Susan was waiting for him at the dock, and helped him pull Warburton up and lay him out on the wood planks.
"Do you know what to do?" Matt asked.
"Mouth to mouth, I guess." She didn't seem pleased. At that moment Warburton coughed up some water, shook his head, and sat up.
They helped him to his feet, got his arms over their shoulders, and staggered up the stairs with him. Halfway to the trailer, Matt suddenly stopped, dropped Warburton's arm, and ran toward the trailer. He went up the stairs, was gone for only a moment, then he came back down and faced Susan and a very groggy Warburton.
"That son of a bitch stole my watch," he said.
THEY didn't have any clothes to fit big, bulky Warburton, so he sat across from them in the breakfast nook, soaking wet and shivering and wrapped in a blanket as he sipped from a cup of instant coffee Susan had heated in the microwave. While Susan was out, Fuzzy had entered the living area, curious now rather than angry, and had done a little damage.
"Do you have a first name?" Susan asked. "I never use it. Did you loosen the harness on that animal?"
"Satisfied?"
"Sorry. I had to ask."
"I would never have endangered Fuzzy that way."
"Point taken."
They were quiet for a while, each of them digesting what they had just seen, none of them quite sure what to think of it yet. Finally Matt spoke.
"Howard never told me about the frozen woman between the man and the mammoth," he said. "Looks like you had your little secret, too. Howard never heard about the watch the man was wearing, did he?"
"What was I supposed to do?" Warburton said angrily. "I didn't send a message in the clear, that would have been foolish. I just radioed Howard and told him to get up there where they were digging up his mammoth, there was something he needed to see. Howard knows I wouldn't waste his time. Between the time I made the call and the time I got back to the mammoth, that bastard Charlie had swiped the watch and was over the horizon on his snowmobile. I went up in the chopper and looked for him, and I don't know how he managed to hide in that wasteland, but he did. Some of the other Indians, Eskimos, whatever the hell they were, they said Charlie was a weird one, believed in magic, he must have thought the watch had powerful juju.
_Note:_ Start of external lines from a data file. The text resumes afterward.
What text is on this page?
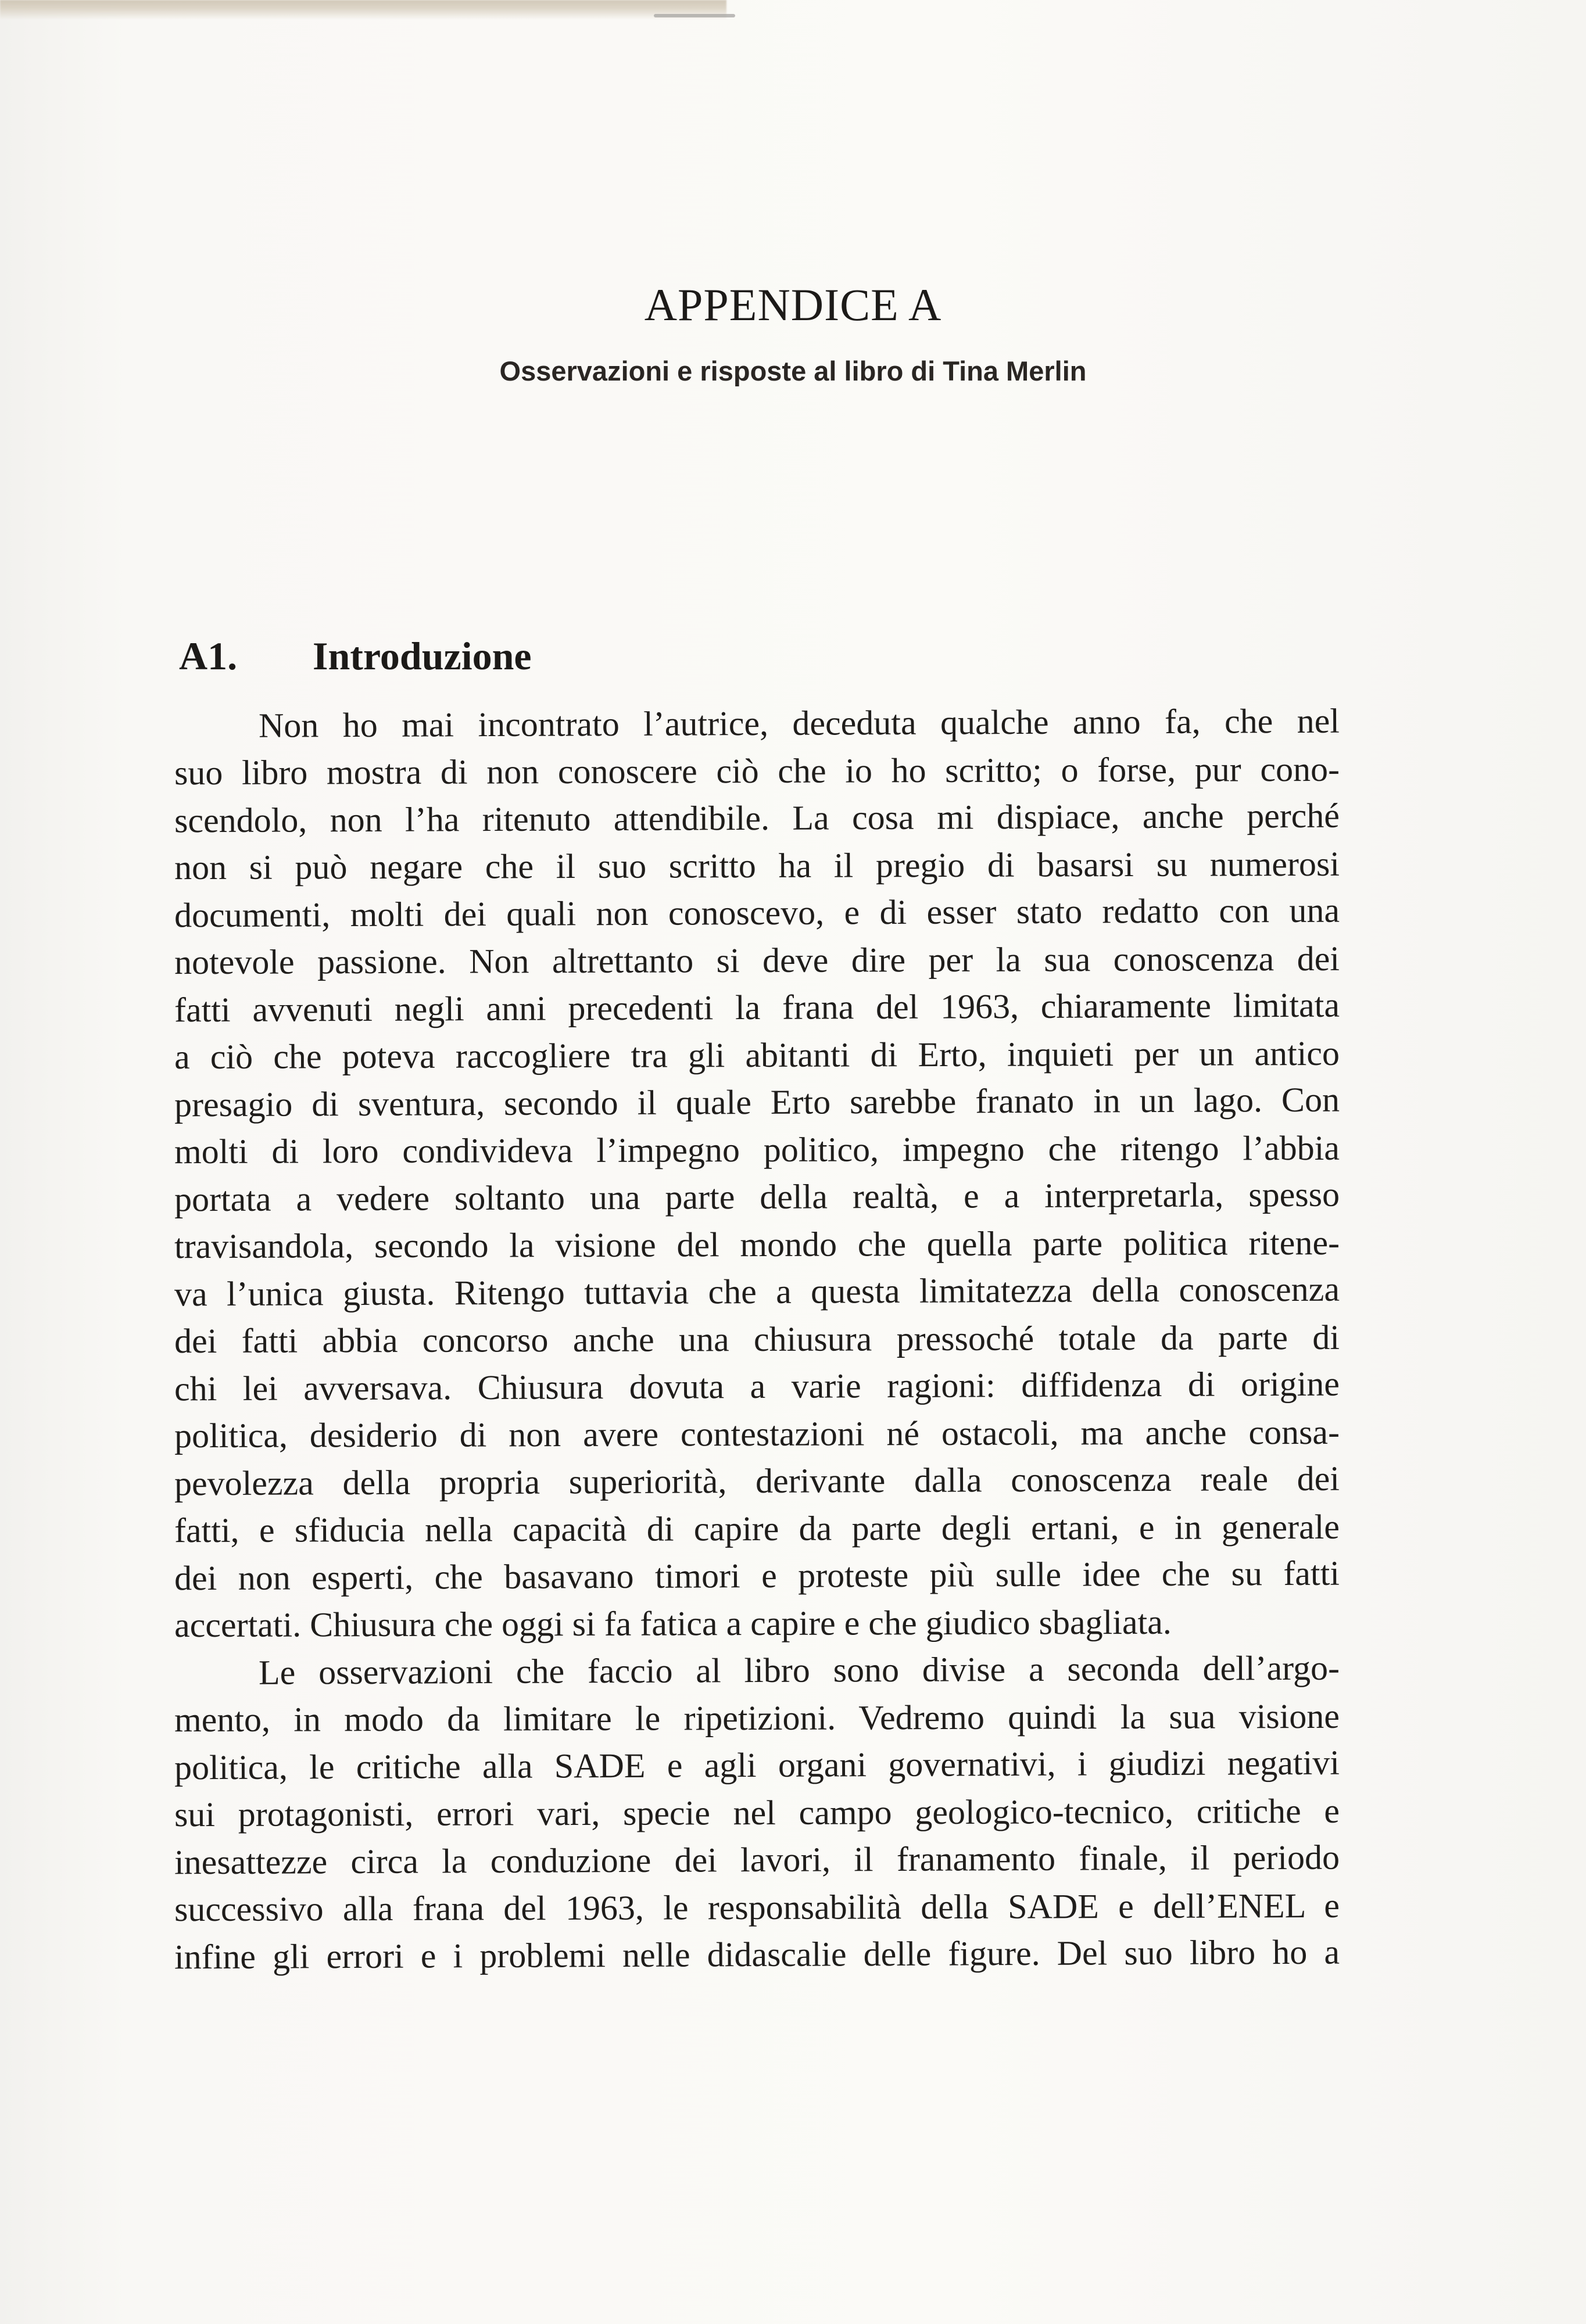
APPENDICE A
Osservazioni e risposte al libro di Tina Merlin
A1. Introduzione
Non ho mai incontrato l’autrice, deceduta qualche anno fa, che nel
suo libro mostra di non conoscere ciò che io ho scritto; o forse, pur cono-
scendolo, non l’ha ritenuto attendibile. La cosa mi dispiace, anche perché
non si può negare che il suo scritto ha il pregio di basarsi su numerosi
documenti, molti dei quali non conoscevo, e di esser stato redatto con una
notevole passione. Non altrettanto si deve dire per la sua conoscenza dei
fatti avvenuti negli anni precedenti la frana del 1963, chiaramente limitata
a ciò che poteva raccogliere tra gli abitanti di Erto, inquieti per un antico
presagio di sventura, secondo il quale Erto sarebbe franato in un lago. Con
molti di loro condivideva l’impegno politico, impegno che ritengo l’abbia
portata a vedere soltanto una parte della realtà, e a interpretarla, spesso
travisandola, secondo la visione del mondo che quella parte politica ritene-
va l’unica giusta. Ritengo tuttavia che a questa limitatezza della conoscenza
dei fatti abbia concorso anche una chiusura pressoché totale da parte di
chi lei avversava. Chiusura dovuta a varie ragioni: diffidenza di origine
politica, desiderio di non avere contestazioni né ostacoli, ma anche consa-
pevolezza della propria superiorità, derivante dalla conoscenza reale dei
fatti, e sfiducia nella capacità di capire da parte degli ertani, e in generale
dei non esperti, che basavano timori e proteste più sulle idee che su fatti
accertati. Chiusura che oggi si fa fatica a capire e che giudico sbagliata.
Le osservazioni che faccio al libro sono divise a seconda dell’argo-
mento, in modo da limitare le ripetizioni. Vedremo quindi la sua visione
politica, le critiche alla SADE e agli organi governativi, i giudizi negativi
sui protagonisti, errori vari, specie nel campo geologico-tecnico, critiche e
inesattezze circa la conduzione dei lavori, il franamento finale, il periodo
successivo alla frana del 1963, le responsabilità della SADE e dell’ENEL e
infine gli errori e i problemi nelle didascalie delle figure. Del suo libro ho a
"Howard was on his way. Rostov had showed me the box by then. I knew Howard would be so happy about finding that... what the hell did it matter if the guy was wearing a watch? It was obvious he had traveled in time and I figured the box was the way he had done it. There were only me and five other people, counting Charlie, who knew about the watch. I figured the box was the important thing, but it cost me, plenty, to be sure those other five were quiet about it. One of them's dead now." He looked up, saw the expressions on their faces. "Not me. Rostov worked in a refrigerator, he caught pneumonia, he died. End of story. I'm not a hit man."
Susan grasped Matt's hand and squeezed.
"Don't feel responsible for this, Matt," she said. "We were talking about fate all night. I think you pick your fate. Howard did this to himself."
"What about Andrea?"
"That I don't know. But she's with him, I'm sure of that, wherever they are. And a few hours ago I had to consider whether I'd be happier in the Stone Age with you, or here without you. And I know how I decided."
Matt squeezed her hand. "It just seems so harsh. Howard is the last man I'd expect to survive hardships like that. And what took him up to the Arctic Circle?"